Yani, demokratik talepleri ve ilgili siyasi aktörleri muhatap alıp sürece dahil etmek, onlarla müzakere edip onlara egemenliği paylaşmak yerine, söz konusu meseleleri bir tür teknik bir iş olarak gördüklerini, bu demokratik talepleri (ve aktörleri) siyaset dışına iterek kendilerinin yegane karar verici özne olduklarını -eskiden olduğu gibi- yalnız kendilerinin tahayyül ettikleri ve sınırlarını belirledikleri “ortak iyi” etrafında toplumu yönetmeyi marifet saydıklarını görüyoruz. Bu durumda ırkçılık meselesini psikologlara, ekonomik krizi (neo) liberal iktisatçılara, kentsel dönüşümü mimarlar ve mühendislere, idare etmeyi de teknokratlara sorarak çözmelerini beklersek haksızlık etmiş olmayız. (Benzer bir şekilde, cemevlerinin yasal statüya kazandırılması, zorunlu din derslerinin kaldırılmasına yönelik Alevilerin taleplerine karşı AKP’nin tavrı da “Diyanete soralım” olmuştu. )
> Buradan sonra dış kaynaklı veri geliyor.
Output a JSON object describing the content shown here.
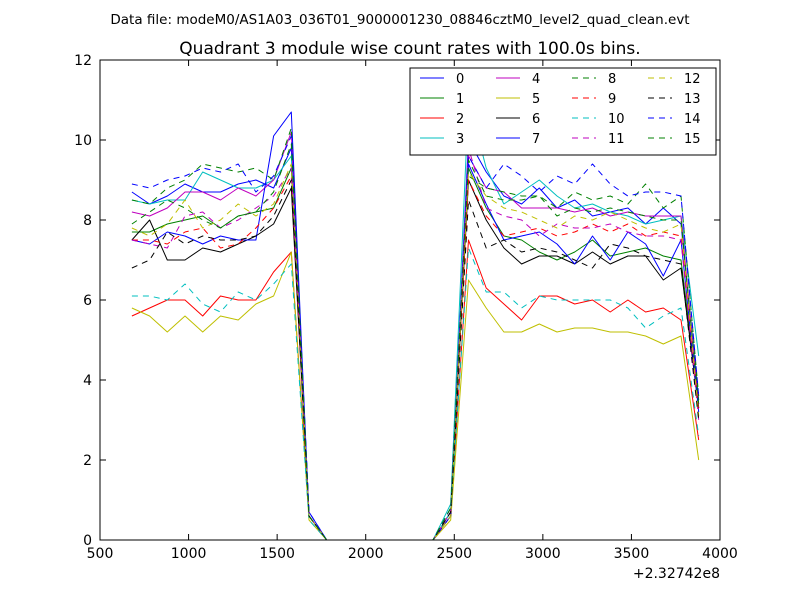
{
  "file_label": "Data file: modeM0/AS1A03_036T01_9000001230_08846cztM0_level2_quad_clean.evt",
  "chart_data": {
    "type": "line",
    "title": "Quadrant 3 module wise count rates with 100.0s bins.",
    "xlabel": "",
    "ylabel": "",
    "x_offset_label": "+2.32742e8",
    "xlim": [
      500,
      4000
    ],
    "ylim": [
      0,
      12
    ],
    "x_ticks": [
      500,
      1000,
      1500,
      2000,
      2500,
      3000,
      3500,
      4000
    ],
    "y_ticks": [
      0,
      2,
      4,
      6,
      8,
      10,
      12
    ],
    "grid": false,
    "legend_position": "top-right",
    "legend_columns": 4,
    "x": [
      680,
      780,
      880,
      980,
      1080,
      1180,
      1280,
      1380,
      1480,
      1580,
      1680,
      1780,
      1880,
      1980,
      2080,
      2180,
      2280,
      2380,
      2480,
      2580,
      2680,
      2780,
      2880,
      2980,
      3080,
      3180,
      3280,
      3380,
      3480,
      3580,
      3680,
      3780,
      3880
    ],
    "series": [
      {
        "name": "0",
        "color": "#0000ff",
        "dash": "solid",
        "values": [
          8.7,
          8.4,
          8.6,
          8.9,
          8.7,
          8.7,
          8.9,
          9.0,
          8.8,
          9.8,
          0.7,
          0,
          0,
          0,
          0,
          0,
          0,
          0,
          0.7,
          10.0,
          9.2,
          8.6,
          8.4,
          8.8,
          8.3,
          8.5,
          8.1,
          8.2,
          8.3,
          7.9,
          8.3,
          7.9,
          3.5
        ]
      },
      {
        "name": "1",
        "color": "#008000",
        "dash": "solid",
        "values": [
          7.7,
          7.7,
          7.9,
          8.0,
          8.1,
          7.8,
          8.1,
          8.2,
          8.3,
          9.3,
          0.6,
          0,
          0,
          0,
          0,
          0,
          0,
          0,
          0.7,
          9.3,
          8.3,
          7.6,
          7.5,
          7.2,
          7.0,
          7.2,
          7.5,
          7.1,
          7.2,
          7.3,
          7.1,
          7.0,
          3.4
        ]
      },
      {
        "name": "2",
        "color": "#ff0000",
        "dash": "solid",
        "values": [
          5.6,
          5.8,
          6.0,
          6.0,
          5.6,
          6.1,
          6.0,
          6.0,
          6.7,
          7.2,
          0.6,
          0,
          0,
          0,
          0,
          0,
          0,
          0,
          0.6,
          7.5,
          6.3,
          5.9,
          5.5,
          6.1,
          6.1,
          5.9,
          6.0,
          5.7,
          6.0,
          5.7,
          5.8,
          5.5,
          2.5
        ]
      },
      {
        "name": "3",
        "color": "#00bfbf",
        "dash": "solid",
        "values": [
          8.5,
          8.4,
          8.5,
          8.5,
          9.2,
          9.0,
          8.8,
          8.8,
          9.0,
          9.6,
          0.6,
          0,
          0,
          0,
          0,
          0,
          0,
          0,
          0.9,
          11.0,
          9.3,
          8.4,
          8.7,
          9.0,
          8.6,
          8.3,
          8.4,
          8.2,
          8.1,
          7.9,
          8.0,
          8.1,
          4.6
        ]
      },
      {
        "name": "4",
        "color": "#bf00bf",
        "dash": "solid",
        "values": [
          8.2,
          8.1,
          8.3,
          8.7,
          8.7,
          8.5,
          8.8,
          8.6,
          9.0,
          10.2,
          0.6,
          0,
          0,
          0,
          0,
          0,
          0,
          0,
          0.7,
          9.6,
          8.8,
          8.7,
          8.3,
          8.3,
          8.3,
          8.2,
          8.3,
          8.1,
          8.2,
          8.1,
          8.1,
          8.1,
          3.3
        ]
      },
      {
        "name": "5",
        "color": "#bfbf00",
        "dash": "solid",
        "values": [
          5.8,
          5.6,
          5.2,
          5.6,
          5.2,
          5.6,
          5.5,
          5.9,
          6.1,
          7.2,
          0.5,
          0,
          0,
          0,
          0,
          0,
          0,
          0,
          0.5,
          6.5,
          5.8,
          5.2,
          5.2,
          5.4,
          5.2,
          5.3,
          5.3,
          5.2,
          5.2,
          5.1,
          4.9,
          5.1,
          2.0
        ]
      },
      {
        "name": "6",
        "color": "#000000",
        "dash": "solid",
        "values": [
          7.5,
          8.0,
          7.0,
          7.0,
          7.3,
          7.2,
          7.4,
          7.6,
          7.9,
          8.8,
          0.6,
          0,
          0,
          0,
          0,
          0,
          0,
          0,
          0.6,
          9.0,
          8.0,
          7.3,
          6.9,
          7.1,
          7.1,
          6.9,
          7.2,
          6.9,
          7.1,
          7.1,
          6.5,
          6.8,
          3.3
        ]
      },
      {
        "name": "7",
        "color": "#0000ff",
        "dash": "solid",
        "values": [
          7.5,
          7.4,
          7.7,
          7.6,
          7.4,
          7.6,
          7.5,
          7.5,
          10.1,
          10.7,
          0.6,
          0,
          0,
          0,
          0,
          0,
          0,
          0,
          0.6,
          9.4,
          8.4,
          7.5,
          7.6,
          7.7,
          7.4,
          6.9,
          7.6,
          7.0,
          7.7,
          7.4,
          6.6,
          7.5,
          3.2
        ]
      },
      {
        "name": "8",
        "color": "#008000",
        "dash": "dashed",
        "values": [
          8.5,
          8.4,
          8.8,
          9.0,
          9.4,
          9.3,
          9.2,
          9.3,
          9.0,
          10.3,
          0.6,
          0,
          0,
          0,
          0,
          0,
          0,
          0,
          0.8,
          9.1,
          8.8,
          8.7,
          8.6,
          8.6,
          8.3,
          8.7,
          8.5,
          8.6,
          8.4,
          8.9,
          8.3,
          8.6,
          3.6
        ]
      },
      {
        "name": "9",
        "color": "#ff0000",
        "dash": "dashed",
        "values": [
          7.5,
          7.5,
          7.4,
          7.7,
          7.8,
          7.3,
          7.4,
          7.8,
          8.3,
          9.1,
          0.6,
          0,
          0,
          0,
          0,
          0,
          0,
          0,
          0.7,
          9.0,
          8.1,
          7.6,
          7.7,
          7.8,
          7.6,
          7.7,
          7.9,
          7.7,
          7.9,
          7.6,
          7.7,
          7.6,
          3.2
        ]
      },
      {
        "name": "10",
        "color": "#00bfbf",
        "dash": "dashed",
        "values": [
          6.1,
          6.1,
          6.0,
          6.4,
          5.9,
          5.7,
          6.2,
          6.0,
          6.4,
          6.9,
          0.5,
          0,
          0,
          0,
          0,
          0,
          0,
          0,
          0.7,
          7.3,
          6.2,
          6.2,
          5.8,
          6.1,
          6.0,
          6.0,
          6.0,
          6.0,
          5.8,
          5.3,
          5.6,
          5.8,
          2.6
        ]
      },
      {
        "name": "11",
        "color": "#bf00bf",
        "dash": "dashed",
        "values": [
          7.5,
          7.4,
          7.3,
          8.1,
          8.2,
          7.8,
          8.0,
          8.3,
          8.6,
          9.3,
          0.6,
          0,
          0,
          0,
          0,
          0,
          0,
          0,
          0.7,
          9.8,
          8.3,
          8.1,
          8.0,
          7.6,
          7.9,
          7.8,
          7.8,
          7.9,
          7.7,
          7.6,
          7.6,
          7.5,
          3.0
        ]
      },
      {
        "name": "12",
        "color": "#bfbf00",
        "dash": "dashed",
        "values": [
          7.8,
          7.6,
          7.9,
          8.5,
          7.8,
          8.0,
          8.4,
          8.1,
          8.4,
          9.4,
          0.6,
          0,
          0,
          0,
          0,
          0,
          0,
          0,
          0.6,
          9.2,
          8.6,
          8.3,
          8.2,
          8.0,
          7.8,
          8.1,
          8.0,
          8.2,
          8.0,
          7.8,
          7.7,
          7.9,
          3.1
        ]
      },
      {
        "name": "13",
        "color": "#000000",
        "dash": "dashed",
        "values": [
          6.8,
          7.0,
          7.7,
          7.4,
          7.6,
          7.5,
          7.5,
          7.6,
          8.1,
          9.0,
          0.6,
          0,
          0,
          0,
          0,
          0,
          0,
          0,
          0.7,
          8.5,
          7.3,
          7.5,
          7.2,
          7.3,
          7.2,
          7.0,
          6.8,
          7.4,
          7.3,
          7.1,
          7.0,
          6.9,
          3.0
        ]
      },
      {
        "name": "14",
        "color": "#0000ff",
        "dash": "dashed",
        "values": [
          8.9,
          8.8,
          9.0,
          9.1,
          9.3,
          9.2,
          9.4,
          8.7,
          9.1,
          10.1,
          0.7,
          0,
          0,
          0,
          0,
          0,
          0,
          0,
          0.8,
          9.6,
          8.8,
          9.4,
          9.1,
          8.7,
          9.1,
          8.9,
          9.4,
          8.9,
          8.6,
          8.7,
          8.7,
          8.6,
          3.6
        ]
      },
      {
        "name": "15",
        "color": "#008000",
        "dash": "dashed",
        "values": [
          7.9,
          8.2,
          8.5,
          8.3,
          8.0,
          7.8,
          8.1,
          8.2,
          8.7,
          9.9,
          0.6,
          0,
          0,
          0,
          0,
          0,
          0,
          0,
          0.8,
          9.5,
          8.6,
          8.5,
          8.5,
          8.6,
          8.1,
          8.3,
          8.2,
          8.3,
          8.2,
          8.1,
          8.0,
          8.0,
          3.4
        ]
      }
    ]
  }
}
CHP’nin seçim mesaisine dönelim. Eğer AKP’nin tabanını oluşturan, -maddi ihtiyaçları görece tatmin edilmiş ve bu iktidarın hizmet politikası ile itibar sahibi olmuş- geniş yoksul kesimlerin sırf yolsuzluğu ifşa eden kasetlerle “aydınlanması” bekleniyorsa, CHP (ve elbette AKP ve MHP) tabanın da, mesela Kürtlerin ve Alevilerin ve diğer ezilen kimliklerin 100 yıldır çektikleri acılar, maruz kaldıkları devlet şiddeti, aşağılanma, cinayetler ve köy boşatmalar hakkında, 30 yıldan beri onca üretilen bilgi, belge ve hakikatten sonra çoktan aydınlanmış olmaları gerekmez miydi? Bu tabanın CHP gibi partileri desteklemekten çoktan vazgeçmesi, “bu savaş bizim değil” demesi gerekmez miydi? Ama işler böyle yürümüyor, ideoloji böyle çalışmıyor, insanların içine atıldıkları anlam dünyasından uyandırmanın ve hakikatle yüzleştirmenin yolu sırf hırsızı, uğursuzu ifşa etmekten ibaret değil. Yani, AKP tabanının bütün yolsuzluklara ve cinayetlere (Roboski ve Gezi) ilişkin üretilen bilgiye rağmen hala bu hükümeti desteklemesinin sebebi, bu kesimlerin aydınlanmamış “taşralı cahil cühela” olmaları olsaydı, o zaman yüksek eğitimli, kentli orta sınıftan müteşekkil CHP tabanının da, Kürtlere ve dindarlara yüz yıldır tepeden bakan ve temel insan hakkını inkar eden CHP’yi desteklemekten ve bütün bu haksızlıkları ve aşağılamaları bildiği halde bilmezmiş gibi yapip keyfini çıkardığı kendi sinik tavrından vazgeçmesi gerekmez miydi? Bu arada, CHP’nin yeni elitlerinin sinisizminden farklı olarak, lafını esirgemeyen ve “biyolojik” Türklük konumundan konuşan kimi CHP’li figürler, yoksul dindarlara ve Kürtlere karşı sandıkta pek şansları olmadığını bildiklerinden, CHP’ye gönül vermiş “otantik” orta sınıfın daha fazla çocuk yaparak çoğalması konusunda teşvik edilmesini öneriyorlar, -malum yoksullar zenginlere, Kürtler Türklere nazaran daha fazla ve daha seri şekilde çoğalmaktadırlar.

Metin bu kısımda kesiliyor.